Yaklaşık 15 dakika sonra babası heyecanla Hyunjine gülümsedi ve kapıya koşup zil çalmadan kapıyı açtı.

"Geldiler Hyunjin! Hadi gel sen de karşıla!"

Hyunjin de heyecanlanmıştı biraz, kardeşi denilen çocuğu merak etmişti. Çünkü ailesi öyle bir heyecan yapıyordu ki, 3 gün içinde tüm ev yeniden yapılmıştı sanki. Hyunjin ve bu çocuk için yeni oda bile yapılmıştı.

Babası ile kapı önünde beklerken asansörden heyecanla gülümseyen annesi ve elini sıkıca tuttuğu küçük bir çocuk çıkmıştı. Çocuk yere bakarak yürüdükten sonra kafasını kaldırıp karşısındaki insanlara baktı.

"Hoş geldin bakalım minik bey, gel geç içeri." Bay Hwang elini Jeonginin saçlarına koyup karıştırdıktan sonra içeri geçmeleri için kenara çekildi.

Jeongin cevap vermeden durmaya devam ediyordu. Kapının önünde kafasını kaldırması dışında gözlerini adla yerden ayırmıyordu. Annesi babasına salonu işaret ettikten sonra hepsi salona geçmişti.

Hyunjinin annesi Jeonginin ellerini bir an olsun bırakmıyordu, koltuğa oturdukları halde ellerini tutmaya devam ediyordu.

"Bak Jeongin, biz artık seninle bir aile olduk tamam mı? Burası artık seninde bir evin. Hyunjin sana çok iyi bir abilik yapar, birlikte oyunlar oynarsınız olur mu? Tabii ki senin için çok zor, senden hemen isteyebileceğim şeyler değil bunlar ama bize anne baba diyebilirsin olur mu? Söz veriyorum sana, seni mutlu etmek için elimizden geleni yapacağız." Annesi gülümseyip Jeongine bakarken Jeongin hâlâ gözlerini yerden ayırmıyordu. Hyunjin babasının yanından aniden kalkarak Jeonginin yanına doğru yaklaştı.

"Sana odanı göstereyim mi?" Hyunjin elini Jeongine uzatmıştı. Jeongin yavaşça kafasını kaldırıp Hyunjinin gözlerinin içine bakmıştı. Hyunjin karşısındaki çocuğun gözlerinin parladığını fark etmişti, o kadar güzel gözlere sahipti ki yıldızlardan daha parlak olduğuna yemin edebilirdi. Jeongin çekingen bi şekilde elini kaldırıp Hyunjinin ellerini tutmuştu, Hyunjin sıcacık eli kavrayıp kaldırmıştı ve heyecanla odaya doğru götürmüştü.

"Ta daa! Burası ikimizin odası, yani senin de odan. Bak çok geniş istediğimiz kadar oyun oynayabiliriz, eminim çok mutlu olursun. Ayrıca yatmadan önce yastık savaşı da yaparız ne dersin? Hangi yatak senin olsun, sağ taraf mı sok taraf mı?"

Hyunjin Jeongine odayı tanıtıyordu ama Jeongin sanki hiç bir şey anlamıyor gibiydi. Boş gözlerle etrafa kısaca baktıktan sonra geri kafasını yere çevirmişti.

"Sanırım sana fark etmez. O zaman sen sağ tarafta ben sol tarafta yatayım."

Jeongin asla konuşmuyor ya da tek başına hareket etmiyordu. Ama Hyunjin sesini o kadar merak ediyordu ki, konuşması için elinden geleni yapıyordu. En sonunda Hyunjin onu oyuncakların yanına götürdü ve oyun fikirleri sundu, ancak Jeongin sadece oyuncaklara bakıyordu.

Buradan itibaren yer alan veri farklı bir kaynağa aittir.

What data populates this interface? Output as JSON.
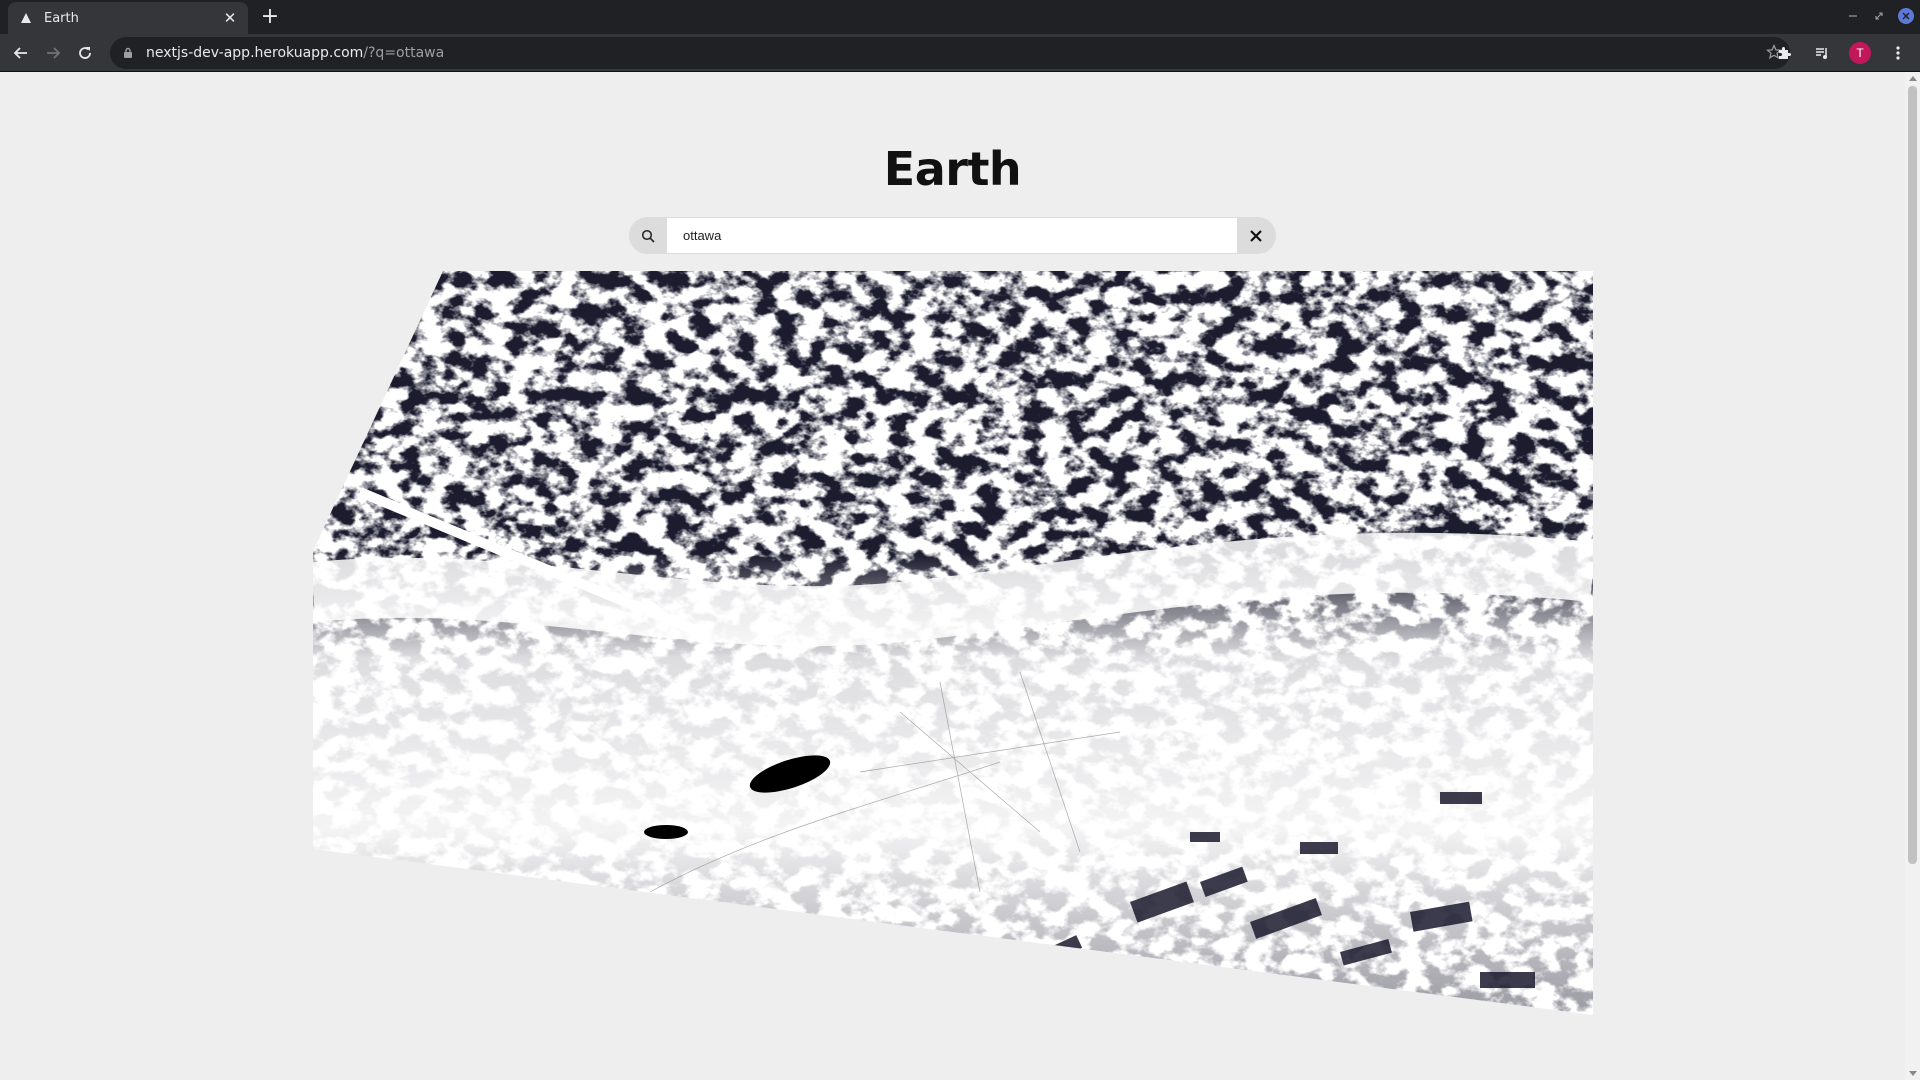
{
  "browser": {
    "tab_title": "Earth",
    "url_host": "nextjs-dev-app.herokuapp.com",
    "url_path": "/?q=ottawa",
    "profile_initial": "T",
    "profile_color": "#c2185b"
  },
  "page": {
    "title": "Earth",
    "search_value": "ottawa"
  },
  "colors": {
    "page_background": "#eeeeee",
    "map_dark": "#1a1a2e",
    "map_light": "#ffffff"
  },
  "icons": {
    "search": "search-icon",
    "clear": "close-icon",
    "back": "back-arrow-icon",
    "forward": "forward-arrow-icon",
    "reload": "reload-icon",
    "lock": "lock-icon",
    "star": "star-icon",
    "extensions": "puzzle-icon",
    "media": "media-control-icon",
    "menu": "kebab-menu-icon"
  }
}
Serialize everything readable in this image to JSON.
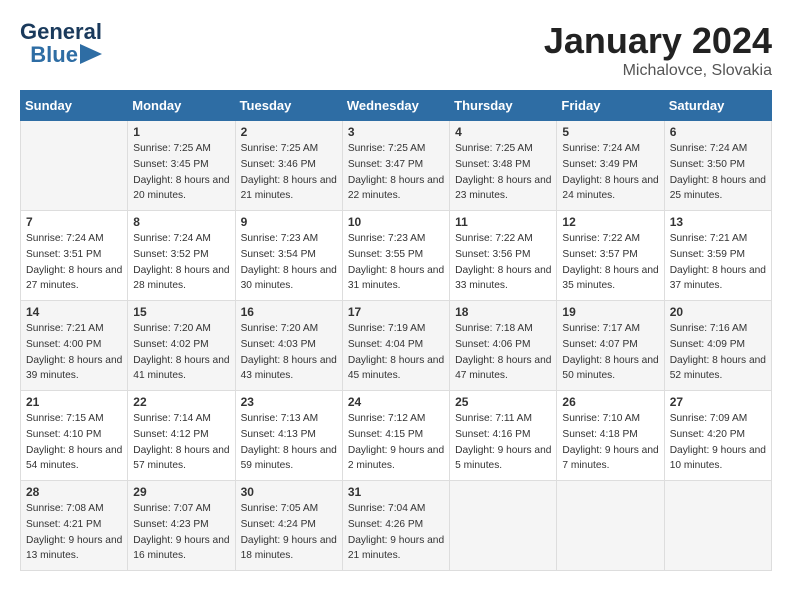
{
  "header": {
    "logo_general": "General",
    "logo_blue": "Blue",
    "month_year": "January 2024",
    "location": "Michalovce, Slovakia"
  },
  "days_of_week": [
    "Sunday",
    "Monday",
    "Tuesday",
    "Wednesday",
    "Thursday",
    "Friday",
    "Saturday"
  ],
  "weeks": [
    [
      {
        "day": "",
        "sunrise": "",
        "sunset": "",
        "daylight": ""
      },
      {
        "day": "1",
        "sunrise": "Sunrise: 7:25 AM",
        "sunset": "Sunset: 3:45 PM",
        "daylight": "Daylight: 8 hours and 20 minutes."
      },
      {
        "day": "2",
        "sunrise": "Sunrise: 7:25 AM",
        "sunset": "Sunset: 3:46 PM",
        "daylight": "Daylight: 8 hours and 21 minutes."
      },
      {
        "day": "3",
        "sunrise": "Sunrise: 7:25 AM",
        "sunset": "Sunset: 3:47 PM",
        "daylight": "Daylight: 8 hours and 22 minutes."
      },
      {
        "day": "4",
        "sunrise": "Sunrise: 7:25 AM",
        "sunset": "Sunset: 3:48 PM",
        "daylight": "Daylight: 8 hours and 23 minutes."
      },
      {
        "day": "5",
        "sunrise": "Sunrise: 7:24 AM",
        "sunset": "Sunset: 3:49 PM",
        "daylight": "Daylight: 8 hours and 24 minutes."
      },
      {
        "day": "6",
        "sunrise": "Sunrise: 7:24 AM",
        "sunset": "Sunset: 3:50 PM",
        "daylight": "Daylight: 8 hours and 25 minutes."
      }
    ],
    [
      {
        "day": "7",
        "sunrise": "Sunrise: 7:24 AM",
        "sunset": "Sunset: 3:51 PM",
        "daylight": "Daylight: 8 hours and 27 minutes."
      },
      {
        "day": "8",
        "sunrise": "Sunrise: 7:24 AM",
        "sunset": "Sunset: 3:52 PM",
        "daylight": "Daylight: 8 hours and 28 minutes."
      },
      {
        "day": "9",
        "sunrise": "Sunrise: 7:23 AM",
        "sunset": "Sunset: 3:54 PM",
        "daylight": "Daylight: 8 hours and 30 minutes."
      },
      {
        "day": "10",
        "sunrise": "Sunrise: 7:23 AM",
        "sunset": "Sunset: 3:55 PM",
        "daylight": "Daylight: 8 hours and 31 minutes."
      },
      {
        "day": "11",
        "sunrise": "Sunrise: 7:22 AM",
        "sunset": "Sunset: 3:56 PM",
        "daylight": "Daylight: 8 hours and 33 minutes."
      },
      {
        "day": "12",
        "sunrise": "Sunrise: 7:22 AM",
        "sunset": "Sunset: 3:57 PM",
        "daylight": "Daylight: 8 hours and 35 minutes."
      },
      {
        "day": "13",
        "sunrise": "Sunrise: 7:21 AM",
        "sunset": "Sunset: 3:59 PM",
        "daylight": "Daylight: 8 hours and 37 minutes."
      }
    ],
    [
      {
        "day": "14",
        "sunrise": "Sunrise: 7:21 AM",
        "sunset": "Sunset: 4:00 PM",
        "daylight": "Daylight: 8 hours and 39 minutes."
      },
      {
        "day": "15",
        "sunrise": "Sunrise: 7:20 AM",
        "sunset": "Sunset: 4:02 PM",
        "daylight": "Daylight: 8 hours and 41 minutes."
      },
      {
        "day": "16",
        "sunrise": "Sunrise: 7:20 AM",
        "sunset": "Sunset: 4:03 PM",
        "daylight": "Daylight: 8 hours and 43 minutes."
      },
      {
        "day": "17",
        "sunrise": "Sunrise: 7:19 AM",
        "sunset": "Sunset: 4:04 PM",
        "daylight": "Daylight: 8 hours and 45 minutes."
      },
      {
        "day": "18",
        "sunrise": "Sunrise: 7:18 AM",
        "sunset": "Sunset: 4:06 PM",
        "daylight": "Daylight: 8 hours and 47 minutes."
      },
      {
        "day": "19",
        "sunrise": "Sunrise: 7:17 AM",
        "sunset": "Sunset: 4:07 PM",
        "daylight": "Daylight: 8 hours and 50 minutes."
      },
      {
        "day": "20",
        "sunrise": "Sunrise: 7:16 AM",
        "sunset": "Sunset: 4:09 PM",
        "daylight": "Daylight: 8 hours and 52 minutes."
      }
    ],
    [
      {
        "day": "21",
        "sunrise": "Sunrise: 7:15 AM",
        "sunset": "Sunset: 4:10 PM",
        "daylight": "Daylight: 8 hours and 54 minutes."
      },
      {
        "day": "22",
        "sunrise": "Sunrise: 7:14 AM",
        "sunset": "Sunset: 4:12 PM",
        "daylight": "Daylight: 8 hours and 57 minutes."
      },
      {
        "day": "23",
        "sunrise": "Sunrise: 7:13 AM",
        "sunset": "Sunset: 4:13 PM",
        "daylight": "Daylight: 8 hours and 59 minutes."
      },
      {
        "day": "24",
        "sunrise": "Sunrise: 7:12 AM",
        "sunset": "Sunset: 4:15 PM",
        "daylight": "Daylight: 9 hours and 2 minutes."
      },
      {
        "day": "25",
        "sunrise": "Sunrise: 7:11 AM",
        "sunset": "Sunset: 4:16 PM",
        "daylight": "Daylight: 9 hours and 5 minutes."
      },
      {
        "day": "26",
        "sunrise": "Sunrise: 7:10 AM",
        "sunset": "Sunset: 4:18 PM",
        "daylight": "Daylight: 9 hours and 7 minutes."
      },
      {
        "day": "27",
        "sunrise": "Sunrise: 7:09 AM",
        "sunset": "Sunset: 4:20 PM",
        "daylight": "Daylight: 9 hours and 10 minutes."
      }
    ],
    [
      {
        "day": "28",
        "sunrise": "Sunrise: 7:08 AM",
        "sunset": "Sunset: 4:21 PM",
        "daylight": "Daylight: 9 hours and 13 minutes."
      },
      {
        "day": "29",
        "sunrise": "Sunrise: 7:07 AM",
        "sunset": "Sunset: 4:23 PM",
        "daylight": "Daylight: 9 hours and 16 minutes."
      },
      {
        "day": "30",
        "sunrise": "Sunrise: 7:05 AM",
        "sunset": "Sunset: 4:24 PM",
        "daylight": "Daylight: 9 hours and 18 minutes."
      },
      {
        "day": "31",
        "sunrise": "Sunrise: 7:04 AM",
        "sunset": "Sunset: 4:26 PM",
        "daylight": "Daylight: 9 hours and 21 minutes."
      },
      {
        "day": "",
        "sunrise": "",
        "sunset": "",
        "daylight": ""
      },
      {
        "day": "",
        "sunrise": "",
        "sunset": "",
        "daylight": ""
      },
      {
        "day": "",
        "sunrise": "",
        "sunset": "",
        "daylight": ""
      }
    ]
  ]
}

Yaklaşık bi yarım saat Hyunjin Jeongine bi şeyler anlatmaya çalışırken Jeongin birden kalkıp yavaşça Hyunjine bakmaya başlamıştı, dudakları hareket ediyor ama bi şey söylemiyordu. Hyunjin merakla onu izlerken en sonunda sessizce konuştu.

"Uyuyabilir miyim?"

Hyunjin bi kaç dakika Jeongin konuşmasını sindirmeye çalıştıktan sonra heyecanla başını olumlu yönde salladı. Jeongin yavaşça arkasına dönüp sağ taraftaki yatağa yatıp ellerini başının altına koymuştu. O kadar masum duruyordu ki Hyunjin rafta duran fotoğraf makinesi ile fotoğrafını çekmişti. Ardından koşarak annesinin yanına gitti.

"Anne Jeongin uyudu. Ve ilk kez konuştu."

"Aa ciddi misin ne dedi?"

"Ben ona bir şeyler anlatıyordum o da sessizce uyuyabilir miyim dedi, çok tatlıydı."

"Ya kıyamam, üstünü ört üşümesin."

"Tamam, yemeğe kaldırayım mı birazdan?"

"Daha yeni uyumuş, çok yoruldu o da biraz uyusun. Bu gün yemeği geç yeriz."

Hyunjin kafasını sallayıp Jeonginin üstünü örtmek için odasına koştu. Üstünü örttükten sonra tam giderken Jeongin sessizce mırıldandı;

"Teşekkür ederim, abi."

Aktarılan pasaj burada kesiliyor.